It is a time when you can reflect on the good times enjoyed with those who have been closest to you.
When I return home to Palouse, which I plan to do in a few weeks, the first place I always go is to the cemetery where my parents and grandparents are buried. There are a number of others that were close to me buried there.
How fortunate we are that our society sets apart a special day to do this.
At my parents’ grave site, you can look across the river and see the home where I grew up.
Of course you can reflect on loved ones who have died at any time.
When I used to travel, I often visited graveyards regardless if family members or friends were buried there.
When in the past I traveled to the nation’s capital, I always went to the Vietnam Wall Memorial. I have a distant relative who was killed in Vietnam, and I look until I find his name engraved in the marble stone.
I also go to the Arlington National Cemetery and just walk among the stones reading the names.
Years ago, while visiting our daughter Kathleen, my wife and I walked some distance to a cemetery there to visit the grave of Edgar Allen Poe, a writer I appreciated in my literature study in college.

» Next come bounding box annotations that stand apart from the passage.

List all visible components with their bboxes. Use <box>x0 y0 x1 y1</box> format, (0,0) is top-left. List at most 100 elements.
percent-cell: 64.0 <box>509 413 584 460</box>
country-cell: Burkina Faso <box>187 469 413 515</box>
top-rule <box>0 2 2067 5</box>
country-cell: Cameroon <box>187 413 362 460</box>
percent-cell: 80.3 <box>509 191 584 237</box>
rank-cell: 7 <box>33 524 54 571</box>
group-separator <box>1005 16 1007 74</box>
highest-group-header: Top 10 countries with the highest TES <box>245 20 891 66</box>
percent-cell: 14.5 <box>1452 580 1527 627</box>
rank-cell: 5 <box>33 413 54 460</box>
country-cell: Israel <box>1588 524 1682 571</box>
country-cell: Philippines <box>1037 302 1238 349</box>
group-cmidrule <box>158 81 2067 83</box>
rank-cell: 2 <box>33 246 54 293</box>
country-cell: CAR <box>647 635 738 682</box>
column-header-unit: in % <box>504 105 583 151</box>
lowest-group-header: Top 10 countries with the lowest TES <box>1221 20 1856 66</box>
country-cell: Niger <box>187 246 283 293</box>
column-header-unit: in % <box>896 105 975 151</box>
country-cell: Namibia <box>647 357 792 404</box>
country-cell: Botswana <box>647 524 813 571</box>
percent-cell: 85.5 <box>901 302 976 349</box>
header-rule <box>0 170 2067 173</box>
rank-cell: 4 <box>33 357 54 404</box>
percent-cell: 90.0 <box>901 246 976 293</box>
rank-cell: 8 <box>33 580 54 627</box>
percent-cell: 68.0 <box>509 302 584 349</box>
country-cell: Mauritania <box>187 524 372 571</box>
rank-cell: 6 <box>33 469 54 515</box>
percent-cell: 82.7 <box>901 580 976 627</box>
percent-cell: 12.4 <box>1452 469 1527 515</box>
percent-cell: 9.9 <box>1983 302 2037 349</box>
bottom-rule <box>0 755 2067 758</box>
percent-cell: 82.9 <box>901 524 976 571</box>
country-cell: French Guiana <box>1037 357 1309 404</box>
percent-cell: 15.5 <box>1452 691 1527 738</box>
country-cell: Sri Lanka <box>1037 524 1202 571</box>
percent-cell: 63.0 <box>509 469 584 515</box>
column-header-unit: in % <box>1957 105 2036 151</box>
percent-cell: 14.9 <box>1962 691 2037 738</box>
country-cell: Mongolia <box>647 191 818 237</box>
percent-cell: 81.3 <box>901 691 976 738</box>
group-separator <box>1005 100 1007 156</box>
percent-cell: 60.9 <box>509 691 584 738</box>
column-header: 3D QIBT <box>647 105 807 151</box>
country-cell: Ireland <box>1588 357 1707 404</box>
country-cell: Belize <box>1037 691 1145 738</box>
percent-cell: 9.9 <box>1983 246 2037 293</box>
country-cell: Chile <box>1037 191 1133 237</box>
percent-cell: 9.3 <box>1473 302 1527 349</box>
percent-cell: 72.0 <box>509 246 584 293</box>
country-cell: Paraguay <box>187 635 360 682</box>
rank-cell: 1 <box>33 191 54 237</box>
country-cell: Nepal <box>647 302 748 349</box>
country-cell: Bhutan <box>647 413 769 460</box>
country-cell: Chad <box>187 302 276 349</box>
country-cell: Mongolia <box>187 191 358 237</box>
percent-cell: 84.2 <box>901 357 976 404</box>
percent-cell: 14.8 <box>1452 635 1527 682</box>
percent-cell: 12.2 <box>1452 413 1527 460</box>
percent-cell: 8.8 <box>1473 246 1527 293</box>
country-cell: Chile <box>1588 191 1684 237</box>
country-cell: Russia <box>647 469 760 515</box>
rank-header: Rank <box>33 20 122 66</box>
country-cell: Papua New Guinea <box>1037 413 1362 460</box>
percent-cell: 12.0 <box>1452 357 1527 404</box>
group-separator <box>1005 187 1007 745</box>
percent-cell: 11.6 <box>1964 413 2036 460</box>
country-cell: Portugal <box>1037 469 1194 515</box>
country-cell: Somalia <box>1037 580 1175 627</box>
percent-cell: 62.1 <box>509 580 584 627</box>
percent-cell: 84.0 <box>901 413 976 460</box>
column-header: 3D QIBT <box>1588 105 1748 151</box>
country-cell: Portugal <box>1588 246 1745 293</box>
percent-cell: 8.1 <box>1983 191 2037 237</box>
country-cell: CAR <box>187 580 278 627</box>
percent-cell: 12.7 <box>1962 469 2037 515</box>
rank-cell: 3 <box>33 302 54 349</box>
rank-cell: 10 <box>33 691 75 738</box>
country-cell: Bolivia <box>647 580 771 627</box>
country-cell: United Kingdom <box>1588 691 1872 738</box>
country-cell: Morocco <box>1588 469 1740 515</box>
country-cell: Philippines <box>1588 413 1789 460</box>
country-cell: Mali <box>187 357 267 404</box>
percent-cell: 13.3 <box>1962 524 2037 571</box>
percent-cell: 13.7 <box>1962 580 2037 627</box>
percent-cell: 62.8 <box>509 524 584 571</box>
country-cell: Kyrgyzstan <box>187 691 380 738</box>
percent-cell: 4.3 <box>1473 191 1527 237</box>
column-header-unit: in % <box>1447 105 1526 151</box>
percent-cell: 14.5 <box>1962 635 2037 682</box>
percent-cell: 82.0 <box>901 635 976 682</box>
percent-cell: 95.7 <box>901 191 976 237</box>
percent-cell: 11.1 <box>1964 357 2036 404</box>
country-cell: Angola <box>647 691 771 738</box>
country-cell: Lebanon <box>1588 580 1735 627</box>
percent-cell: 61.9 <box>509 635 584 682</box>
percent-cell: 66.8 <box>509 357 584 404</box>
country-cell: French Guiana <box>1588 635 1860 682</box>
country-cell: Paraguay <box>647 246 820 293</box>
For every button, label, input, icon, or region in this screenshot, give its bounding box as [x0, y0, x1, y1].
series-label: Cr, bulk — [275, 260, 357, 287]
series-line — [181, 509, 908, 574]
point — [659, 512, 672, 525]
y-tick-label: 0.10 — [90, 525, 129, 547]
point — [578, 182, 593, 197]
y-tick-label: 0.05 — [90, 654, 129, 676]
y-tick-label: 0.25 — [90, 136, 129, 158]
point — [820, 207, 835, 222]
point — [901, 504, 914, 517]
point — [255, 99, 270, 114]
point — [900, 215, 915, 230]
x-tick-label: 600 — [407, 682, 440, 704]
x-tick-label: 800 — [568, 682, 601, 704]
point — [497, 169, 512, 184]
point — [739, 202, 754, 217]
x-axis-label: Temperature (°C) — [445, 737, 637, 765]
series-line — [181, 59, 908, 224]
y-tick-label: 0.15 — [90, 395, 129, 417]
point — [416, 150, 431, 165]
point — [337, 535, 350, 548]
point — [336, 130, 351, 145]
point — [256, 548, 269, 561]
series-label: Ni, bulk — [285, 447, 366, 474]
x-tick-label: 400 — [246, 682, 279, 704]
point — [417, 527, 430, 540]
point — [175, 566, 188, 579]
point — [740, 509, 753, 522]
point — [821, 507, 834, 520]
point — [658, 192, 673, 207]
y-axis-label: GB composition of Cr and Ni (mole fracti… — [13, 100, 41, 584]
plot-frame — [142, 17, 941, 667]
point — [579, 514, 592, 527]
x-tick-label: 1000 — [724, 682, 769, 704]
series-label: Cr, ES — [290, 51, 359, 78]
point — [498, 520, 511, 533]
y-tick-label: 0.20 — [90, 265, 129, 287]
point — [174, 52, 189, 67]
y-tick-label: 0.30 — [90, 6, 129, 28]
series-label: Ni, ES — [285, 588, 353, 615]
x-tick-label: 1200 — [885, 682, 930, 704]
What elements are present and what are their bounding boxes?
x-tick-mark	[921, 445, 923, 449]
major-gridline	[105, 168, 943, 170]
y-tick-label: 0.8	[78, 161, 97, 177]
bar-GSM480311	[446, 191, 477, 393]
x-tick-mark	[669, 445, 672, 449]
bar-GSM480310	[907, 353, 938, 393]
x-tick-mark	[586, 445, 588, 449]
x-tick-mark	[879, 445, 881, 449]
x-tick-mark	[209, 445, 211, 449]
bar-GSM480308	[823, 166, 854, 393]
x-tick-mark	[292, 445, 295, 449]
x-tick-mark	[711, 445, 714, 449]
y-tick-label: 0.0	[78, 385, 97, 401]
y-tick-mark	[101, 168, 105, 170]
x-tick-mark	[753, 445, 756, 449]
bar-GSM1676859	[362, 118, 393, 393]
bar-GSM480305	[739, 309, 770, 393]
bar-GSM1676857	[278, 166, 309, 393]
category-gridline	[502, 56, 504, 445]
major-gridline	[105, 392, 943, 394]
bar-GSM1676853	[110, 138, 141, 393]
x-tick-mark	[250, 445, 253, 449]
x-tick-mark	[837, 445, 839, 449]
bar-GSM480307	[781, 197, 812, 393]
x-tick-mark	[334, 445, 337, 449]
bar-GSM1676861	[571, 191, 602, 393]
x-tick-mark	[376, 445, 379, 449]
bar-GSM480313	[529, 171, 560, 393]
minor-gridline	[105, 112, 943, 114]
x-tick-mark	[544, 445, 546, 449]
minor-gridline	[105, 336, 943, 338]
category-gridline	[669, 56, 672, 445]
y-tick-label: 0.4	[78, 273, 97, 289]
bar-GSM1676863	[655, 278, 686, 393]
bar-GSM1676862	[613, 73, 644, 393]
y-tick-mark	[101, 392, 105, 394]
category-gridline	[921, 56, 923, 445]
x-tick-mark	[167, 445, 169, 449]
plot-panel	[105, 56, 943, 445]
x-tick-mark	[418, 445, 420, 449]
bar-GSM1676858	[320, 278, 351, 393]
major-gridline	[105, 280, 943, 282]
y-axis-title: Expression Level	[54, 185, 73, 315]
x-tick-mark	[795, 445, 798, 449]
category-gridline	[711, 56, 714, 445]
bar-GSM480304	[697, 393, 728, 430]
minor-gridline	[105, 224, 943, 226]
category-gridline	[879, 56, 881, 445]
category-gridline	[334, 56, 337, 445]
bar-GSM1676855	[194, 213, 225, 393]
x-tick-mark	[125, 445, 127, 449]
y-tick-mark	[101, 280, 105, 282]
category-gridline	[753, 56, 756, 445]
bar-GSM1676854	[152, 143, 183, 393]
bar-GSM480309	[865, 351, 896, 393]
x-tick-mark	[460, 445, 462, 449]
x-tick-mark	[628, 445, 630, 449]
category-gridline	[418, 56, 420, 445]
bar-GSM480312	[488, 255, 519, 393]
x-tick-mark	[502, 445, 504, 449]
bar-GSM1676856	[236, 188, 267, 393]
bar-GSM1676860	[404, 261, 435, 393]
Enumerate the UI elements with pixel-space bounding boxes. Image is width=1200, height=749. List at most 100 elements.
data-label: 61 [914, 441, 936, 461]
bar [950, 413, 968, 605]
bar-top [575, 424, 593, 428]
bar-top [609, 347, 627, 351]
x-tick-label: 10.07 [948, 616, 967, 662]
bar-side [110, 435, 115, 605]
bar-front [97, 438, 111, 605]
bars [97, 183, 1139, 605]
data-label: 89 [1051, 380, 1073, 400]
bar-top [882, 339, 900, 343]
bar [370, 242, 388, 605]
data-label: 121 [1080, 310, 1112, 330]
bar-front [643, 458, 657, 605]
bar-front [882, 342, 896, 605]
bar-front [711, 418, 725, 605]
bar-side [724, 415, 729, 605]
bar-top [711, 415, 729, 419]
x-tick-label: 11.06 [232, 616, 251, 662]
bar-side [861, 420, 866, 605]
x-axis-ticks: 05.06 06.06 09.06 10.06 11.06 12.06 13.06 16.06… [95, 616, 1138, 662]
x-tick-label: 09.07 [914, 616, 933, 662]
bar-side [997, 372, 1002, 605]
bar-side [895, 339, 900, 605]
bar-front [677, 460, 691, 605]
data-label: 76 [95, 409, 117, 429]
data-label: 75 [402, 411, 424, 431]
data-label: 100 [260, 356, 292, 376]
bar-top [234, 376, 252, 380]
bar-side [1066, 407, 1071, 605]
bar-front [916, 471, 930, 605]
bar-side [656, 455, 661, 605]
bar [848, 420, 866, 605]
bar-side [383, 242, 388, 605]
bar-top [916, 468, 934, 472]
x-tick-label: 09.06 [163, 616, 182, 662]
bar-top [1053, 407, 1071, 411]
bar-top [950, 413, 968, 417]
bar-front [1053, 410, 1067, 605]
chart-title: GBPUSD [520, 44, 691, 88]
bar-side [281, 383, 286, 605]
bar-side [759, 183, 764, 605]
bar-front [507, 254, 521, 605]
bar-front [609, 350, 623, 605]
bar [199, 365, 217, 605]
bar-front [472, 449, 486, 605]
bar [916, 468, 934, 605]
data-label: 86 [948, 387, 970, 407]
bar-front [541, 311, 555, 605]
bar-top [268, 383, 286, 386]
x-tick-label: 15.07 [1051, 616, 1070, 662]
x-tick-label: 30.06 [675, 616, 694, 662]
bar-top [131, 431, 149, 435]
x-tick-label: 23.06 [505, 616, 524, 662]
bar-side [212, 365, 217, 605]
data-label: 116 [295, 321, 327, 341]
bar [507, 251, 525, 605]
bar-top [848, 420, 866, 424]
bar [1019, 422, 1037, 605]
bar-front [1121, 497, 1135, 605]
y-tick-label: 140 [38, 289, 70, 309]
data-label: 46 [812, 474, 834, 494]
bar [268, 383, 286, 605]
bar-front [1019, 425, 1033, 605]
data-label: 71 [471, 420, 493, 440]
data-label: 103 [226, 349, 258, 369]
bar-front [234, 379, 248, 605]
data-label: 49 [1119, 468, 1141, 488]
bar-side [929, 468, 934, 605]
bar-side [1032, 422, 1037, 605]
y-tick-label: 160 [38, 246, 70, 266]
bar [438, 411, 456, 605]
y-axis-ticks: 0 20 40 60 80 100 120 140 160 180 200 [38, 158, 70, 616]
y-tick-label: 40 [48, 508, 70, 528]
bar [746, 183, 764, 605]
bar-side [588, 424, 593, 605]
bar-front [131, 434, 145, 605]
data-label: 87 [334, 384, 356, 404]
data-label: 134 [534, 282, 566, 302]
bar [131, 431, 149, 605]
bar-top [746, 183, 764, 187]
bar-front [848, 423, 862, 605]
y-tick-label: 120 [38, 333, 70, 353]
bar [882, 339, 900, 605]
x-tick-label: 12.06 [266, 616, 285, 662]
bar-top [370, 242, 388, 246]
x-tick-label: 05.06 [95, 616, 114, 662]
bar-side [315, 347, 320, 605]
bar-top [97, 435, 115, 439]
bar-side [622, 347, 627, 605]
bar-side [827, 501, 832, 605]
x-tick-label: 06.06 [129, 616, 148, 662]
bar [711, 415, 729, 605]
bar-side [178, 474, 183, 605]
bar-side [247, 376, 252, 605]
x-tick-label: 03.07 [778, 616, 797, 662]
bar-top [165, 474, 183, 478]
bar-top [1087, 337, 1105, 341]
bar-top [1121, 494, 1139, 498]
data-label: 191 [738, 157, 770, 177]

While traveling in the Far East, I visited the graveyard of those who died while building the railroad over the River Kwai.
Most were from British colonies, and of course unknown to me, but respect is respect wherever you display it.
So we just experienced another Memorial Day, filled with emptiness from those missing now.
It is a rewarding experience to troll back over one’s life to recall pleasant times had with family that is now gone.
I also have the same type of recall on Veteran’s Day. Three brothers were active in World War II, and my father in World War I.
I guess we all have a lot to be thankful for.
And we all have our special way in which we express it. What did you do on Memorial Day?